Un successivo suggerimento riguarda la riduzione tra il Sud e il Nord, più ricco il primo, meno facoltoso il secondo. A tal proposito l’Ocse, suggerisce di migliorare la rete di trasporti così da investire nel settore residenziale nelle aree meno favorite, così da poter ottenere risultati positivi in termini di produttività.

Tra i suggerimenti compaiono anche il lasciare localmente una parte delle tasse sugli immobili per permettere alle autorità locali una maggiore autonomia sia sulle tasse che sugli immobili e soprattutto, una politica sociale occupazionale, mirata a un miglioramento della qualità del lavoro dei lavoratori meno qualificati.

Identità della società britannica

E’ stato identificato un secondo fattore, oltre a quello economico, che non gioca a favore della Brexit: quello che riguarda il pensiero e l’identità della società britannica. Da questo referendum si è evinto palesemente che non ha vinto una maggioranza assoluta o l’unità di un pensiero comune, non ha vinto un ideale per cui si combatteva, o comunque non ha vinto ottenendo la totalità dei consensi.

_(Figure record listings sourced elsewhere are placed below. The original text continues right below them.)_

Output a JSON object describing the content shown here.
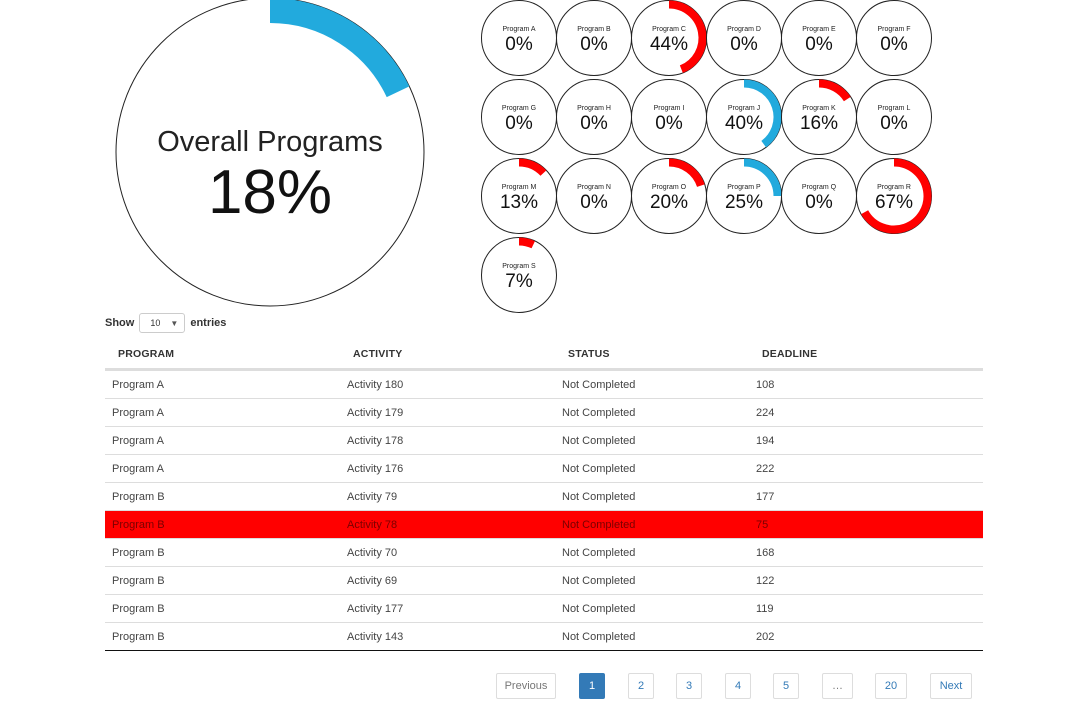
{
  "overall": {
    "label": "Overall Programs",
    "percent": 18,
    "percent_text": "18%",
    "color": "#22aadd"
  },
  "programs": [
    {
      "name": "Program A",
      "percent": 0,
      "text": "0%",
      "color": "#ff0000"
    },
    {
      "name": "Program B",
      "percent": 0,
      "text": "0%",
      "color": "#ff0000"
    },
    {
      "name": "Program C",
      "percent": 44,
      "text": "44%",
      "color": "#ff0000"
    },
    {
      "name": "Program D",
      "percent": 0,
      "text": "0%",
      "color": "#ff0000"
    },
    {
      "name": "Program E",
      "percent": 0,
      "text": "0%",
      "color": "#ff0000"
    },
    {
      "name": "Program F",
      "percent": 0,
      "text": "0%",
      "color": "#ff0000"
    },
    {
      "name": "Program G",
      "percent": 0,
      "text": "0%",
      "color": "#ff0000"
    },
    {
      "name": "Program H",
      "percent": 0,
      "text": "0%",
      "color": "#ff0000"
    },
    {
      "name": "Program I",
      "percent": 0,
      "text": "0%",
      "color": "#ff0000"
    },
    {
      "name": "Program J",
      "percent": 40,
      "text": "40%",
      "color": "#22aadd"
    },
    {
      "name": "Program K",
      "percent": 16,
      "text": "16%",
      "color": "#ff0000"
    },
    {
      "name": "Program L",
      "percent": 0,
      "text": "0%",
      "color": "#ff0000"
    },
    {
      "name": "Program M",
      "percent": 13,
      "text": "13%",
      "color": "#ff0000"
    },
    {
      "name": "Program N",
      "percent": 0,
      "text": "0%",
      "color": "#ff0000"
    },
    {
      "name": "Program O",
      "percent": 20,
      "text": "20%",
      "color": "#ff0000"
    },
    {
      "name": "Program P",
      "percent": 25,
      "text": "25%",
      "color": "#22aadd"
    },
    {
      "name": "Program Q",
      "percent": 0,
      "text": "0%",
      "color": "#ff0000"
    },
    {
      "name": "Program R",
      "percent": 67,
      "text": "67%",
      "color": "#ff0000"
    },
    {
      "name": "Program S",
      "percent": 7,
      "text": "7%",
      "color": "#ff0000"
    }
  ],
  "entries": {
    "show": "Show",
    "value": "10",
    "suffix": "entries"
  },
  "table": {
    "headers": [
      "PROGRAM",
      "ACTIVITY",
      "STATUS",
      "DEADLINE"
    ],
    "highlight_color": "#ff0000",
    "rows": [
      {
        "program": "Program A",
        "activity": "Activity 180",
        "status": "Not Completed",
        "deadline": "108",
        "highlight": false
      },
      {
        "program": "Program A",
        "activity": "Activity 179",
        "status": "Not Completed",
        "deadline": "224",
        "highlight": false
      },
      {
        "program": "Program A",
        "activity": "Activity 178",
        "status": "Not Completed",
        "deadline": "194",
        "highlight": false
      },
      {
        "program": "Program A",
        "activity": "Activity 176",
        "status": "Not Completed",
        "deadline": "222",
        "highlight": false
      },
      {
        "program": "Program B",
        "activity": "Activity 79",
        "status": "Not Completed",
        "deadline": "177",
        "highlight": false
      },
      {
        "program": "Program B",
        "activity": "Activity 78",
        "status": "Not Completed",
        "deadline": "75",
        "highlight": true
      },
      {
        "program": "Program B",
        "activity": "Activity 70",
        "status": "Not Completed",
        "deadline": "168",
        "highlight": false
      },
      {
        "program": "Program B",
        "activity": "Activity 69",
        "status": "Not Completed",
        "deadline": "122",
        "highlight": false
      },
      {
        "program": "Program B",
        "activity": "Activity 177",
        "status": "Not Completed",
        "deadline": "119",
        "highlight": false
      },
      {
        "program": "Program B",
        "activity": "Activity 143",
        "status": "Not Completed",
        "deadline": "202",
        "highlight": false
      }
    ]
  },
  "pagination": {
    "previous": "Previous",
    "pages": [
      "1",
      "2",
      "3",
      "4",
      "5",
      "…",
      "20"
    ],
    "current": "1",
    "next": "Next"
  }
}
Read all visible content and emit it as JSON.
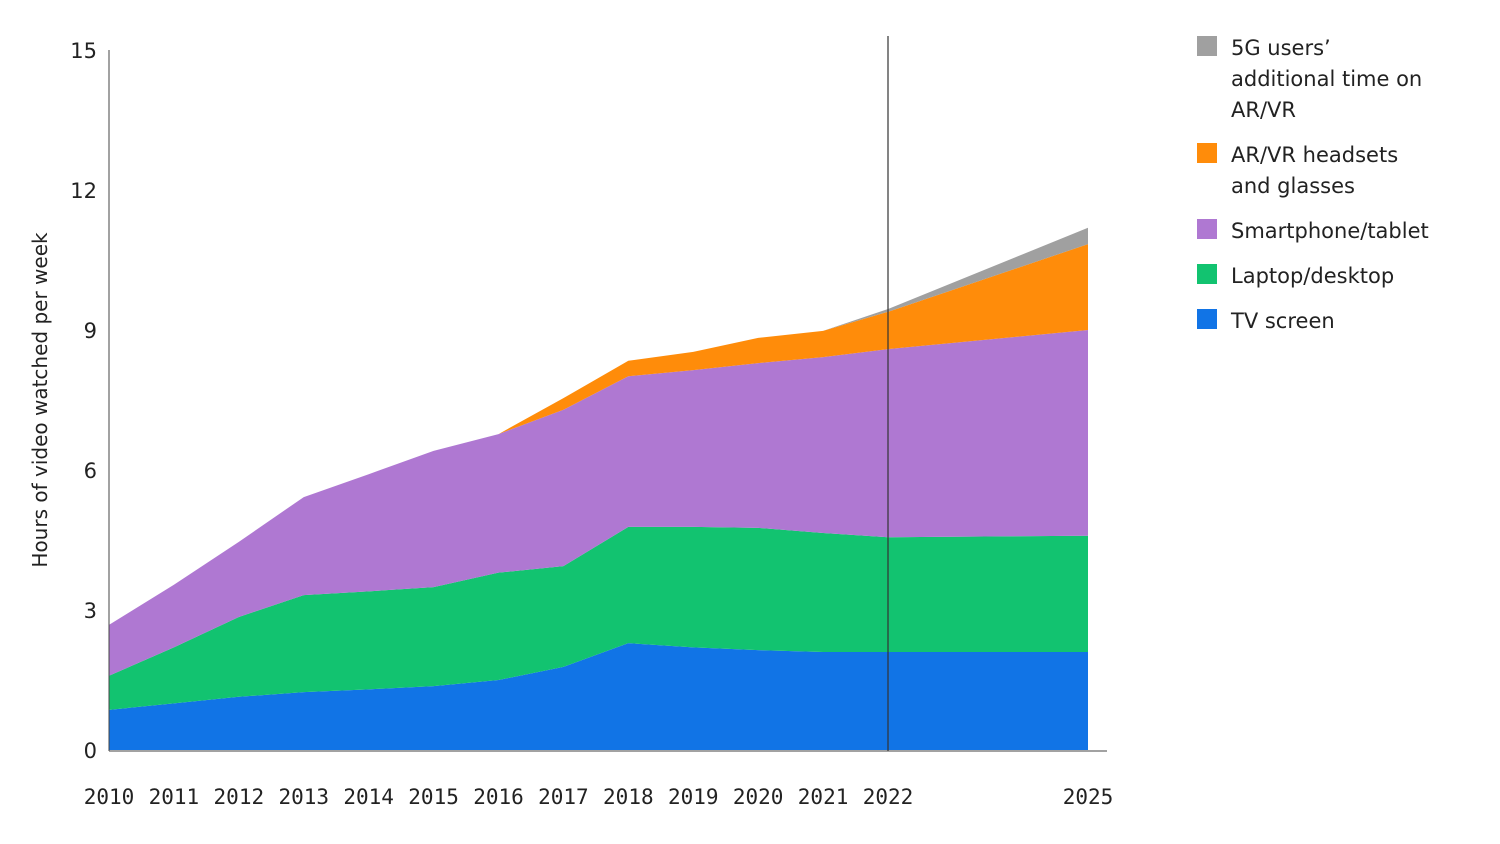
{
  "chart_data": {
    "type": "area",
    "stacked": true,
    "title": "",
    "xlabel": "",
    "ylabel": "Hours of video watched per week",
    "ylim": [
      0,
      15
    ],
    "yticks": [
      "0",
      "3",
      "6",
      "9",
      "12",
      "15"
    ],
    "x": [
      2010,
      2011,
      2012,
      2013,
      2014,
      2015,
      2016,
      2017,
      2018,
      2019,
      2020,
      2021,
      2022,
      2025
    ],
    "xticks": [
      "2010",
      "2011",
      "2012",
      "2013",
      "2014",
      "2015",
      "2016",
      "2017",
      "2018",
      "2019",
      "2020",
      "2021",
      "2022",
      "2025"
    ],
    "reference_line_x": 2022,
    "grid": false,
    "legend_position": "top-right",
    "series": [
      {
        "name": "TV screen",
        "color": "#1174e6",
        "values": [
          0.86,
          1.0,
          1.14,
          1.24,
          1.3,
          1.37,
          1.5,
          1.78,
          2.29,
          2.2,
          2.14,
          2.1,
          2.1,
          2.1
        ]
      },
      {
        "name": "Laptop/desktop",
        "color": "#12c370",
        "values": [
          0.73,
          1.2,
          1.71,
          2.08,
          2.1,
          2.12,
          2.3,
          2.16,
          2.49,
          2.58,
          2.62,
          2.55,
          2.46,
          2.49
        ]
      },
      {
        "name": "Smartphone/tablet",
        "color": "#af78d2",
        "values": [
          1.09,
          1.34,
          1.61,
          2.1,
          2.51,
          2.92,
          2.97,
          3.35,
          3.23,
          3.36,
          3.53,
          3.77,
          4.03,
          4.41
        ]
      },
      {
        "name": "AR/VR headsets and glasses",
        "color": "#ff8c0a",
        "values": [
          0,
          0,
          0,
          0,
          0,
          0,
          0,
          0.25,
          0.33,
          0.39,
          0.54,
          0.56,
          0.8,
          1.84
        ]
      },
      {
        "name": "5G users’ additional time on AR/VR",
        "color": "#a0a0a0",
        "values": [
          0,
          0,
          0,
          0,
          0,
          0,
          0,
          0,
          0,
          0,
          0,
          0,
          0.06,
          0.35
        ]
      }
    ],
    "legend_order": [
      "5G users’ additional time on AR/VR",
      "AR/VR headsets and glasses",
      "Smartphone/tablet",
      "Laptop/desktop",
      "TV screen"
    ]
  }
}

Lo studio riporta alla luce un problema territoriale e separatista palesemente dimostrato dai dati raccolti durante il referendum, difatti: l’elettorato giovane ha votato per rimanere, gli anziani per il “leave; le grandi città “remain”, i piccoli paesi per uscire; Irlanda e Scozia erano sul “remain” mentre Inghilterra ha votato “leave”. Indubbiamente questa Brexit non sta facendo altro che aumentare tensioni interne e successivi sentimenti separatisti, soprattutto per Irlanda del nord e Scozia, che potrebbero minacciare il processo di pace, andando a riportare dei cambiamenti sui confini del Regno Unito che sicuramente intaccherebbero l’economia, la fiducia delle imprese e i consumatori.